Surely one aspect of a good conference is one which opens up new questions and perspectives on a topic – and by this definition “Sharing an Uncertain World – Lessons in Managing Risk” in mid-July was a good one (https://www.geolsoc.org.uk/uncertainworld17).

Under Chatham House rules – so no attributions in what follows (which I’ll correct as and when the presentations are published).

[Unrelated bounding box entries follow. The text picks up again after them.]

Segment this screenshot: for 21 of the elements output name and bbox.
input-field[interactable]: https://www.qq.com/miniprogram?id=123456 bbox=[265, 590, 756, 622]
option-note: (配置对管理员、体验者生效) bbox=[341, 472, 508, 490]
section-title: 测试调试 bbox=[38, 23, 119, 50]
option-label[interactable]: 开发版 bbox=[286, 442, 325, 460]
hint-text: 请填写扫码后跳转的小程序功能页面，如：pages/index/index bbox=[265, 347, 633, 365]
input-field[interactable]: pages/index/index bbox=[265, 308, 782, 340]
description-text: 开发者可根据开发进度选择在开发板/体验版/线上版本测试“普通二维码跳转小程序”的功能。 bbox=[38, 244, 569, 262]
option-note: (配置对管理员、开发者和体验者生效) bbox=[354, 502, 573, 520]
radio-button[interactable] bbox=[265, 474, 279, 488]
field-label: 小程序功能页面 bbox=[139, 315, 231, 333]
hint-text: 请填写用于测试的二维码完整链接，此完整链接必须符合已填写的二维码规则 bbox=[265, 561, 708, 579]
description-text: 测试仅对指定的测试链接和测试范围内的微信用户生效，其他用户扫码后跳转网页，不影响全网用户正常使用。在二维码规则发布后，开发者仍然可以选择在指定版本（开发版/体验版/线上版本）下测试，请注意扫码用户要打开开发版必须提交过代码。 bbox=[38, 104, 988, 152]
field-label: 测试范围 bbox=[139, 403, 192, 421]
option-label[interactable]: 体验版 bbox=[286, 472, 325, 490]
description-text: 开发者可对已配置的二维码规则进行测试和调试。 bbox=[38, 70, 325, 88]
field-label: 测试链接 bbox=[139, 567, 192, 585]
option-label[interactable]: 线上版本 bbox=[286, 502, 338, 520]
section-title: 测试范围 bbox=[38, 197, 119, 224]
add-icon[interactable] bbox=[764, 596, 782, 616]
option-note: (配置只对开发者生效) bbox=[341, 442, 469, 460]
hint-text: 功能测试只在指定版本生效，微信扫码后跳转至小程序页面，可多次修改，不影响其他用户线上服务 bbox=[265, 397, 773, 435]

Examples of interesting questions and perspectives were:

  • The discussion of how organisations are motivated to downplay the risks of hazards which they feel they can’t afford to mitigate.  The topic was raised as follows “The appetite to accept risks is inextricably linked to the willingness to invest resources in their mitigation”.  But a pithy version arose in subsequent conversation “We can’t afford to handle it, we can’t ignore it, so maybe we should just downplay its importance”.

 

  • If there is a dominant model for the underlying phenomenon or mechanism by which risk arises, then beware the dangers of discarding data that doesn’t fit the model.  Easily done with the best of (scientific) intentions – but could hide the fact that the model is wrong or incomplete, together with one’s grasp of the risk itself.  Which suggests that adaptability in your assessment of risk may be the most important attribute in the face of uncertainty.

 

  • This was developed further with a question about the dangers of consensus opinions about data, models or issues.  If reaching consensus requires excluding (or quelling) the outliers then how best to manage the risk of accidentally excluding valuable insights or the weak signals that hint at different causal mechanisms?

 

  • Compelling evidence of why and how the megatrends (climate change, urbanisation, globalisation and the digital revolution) interact to increase risk levels as people and wealth become more geographically concentrated in riskier places, and increasingly interlinked via systems of ever-faster dynamics.

 

  • The interesting phenomenon whereby those who manage risk well have increasing difficulty communicating the reality of remaining (or even of increasing) risk to an increasingly complacent audience.  This was supported by Simon Day’s work suggesting that fatality rates from tsunamis are an order of magnitude greater among communities that don’t see many compared with those communities for which they are a recognised reality.  (reported earlier as http://adsabs.harvard.edu/abs/2007AGUFMOS23B..04D )

 

  • Nice idea of the metaphor of risk as a commodity – created by some, bought by others and absorbed by yet others.  Where is value created, destroyed and realised?

 

  • An excellent exploration of the intrinsic difference of ensemble modelling which shows up the sensitivity to parameters but tells you nothing about uncertainty.  To explore uncertainty you need to compare multiple models based on different presumptions.  Then you can go on to usefully explore risk thresholds and appetite for risk without getting confused by modelling issues.

 

  • Widespread agreement about the difficulties that humans have in coping with large or small numbers and the continuing search for visualization tools to help communication.  But one intriguing communication idea was to check whether you can summarise the core of your message into 140 characters (there goes any nuance!)

 

  • Risk appetite – and two interesting questions
    • You’re always facing risk – either accepting it, avoiding it or mitigating it.  Here’s a key question.  Are you doing that from knowledge or ignorance?
    • And does your risk appetite increase the more you engage with a specific risk because your knowledge enables you to recognise and mitigate the risk – or because you become desensitized?

 

  • Exploration of compound processes – because a disaster is never a single event.

 

 

  • No particular insights shared, but a widespread recognition of the difficulties of combining quantitative information (of possibly spurious precision) with qualitative information into a framework to allow decision making.  (Again, something faced by IPCC) And, of course, the narrative later to explain and sell the decision.  With the open question of the alignment of the narrative with the reality of the decision.  Represented by whose reality?

 

Smith's geological map of UK

Held in the Royal Geographical Society, we were also treated to the story of the world’s first national geological map by William Smith (https://www.geolsoc.org.uk/Library-and-Information-Services/Exhibitions/William-Strata-Smith) – a story of politics, passions and professional competitiveness as much as of cartography.  But striking to see how much Smith influenced all subsequent geological mapping conventions.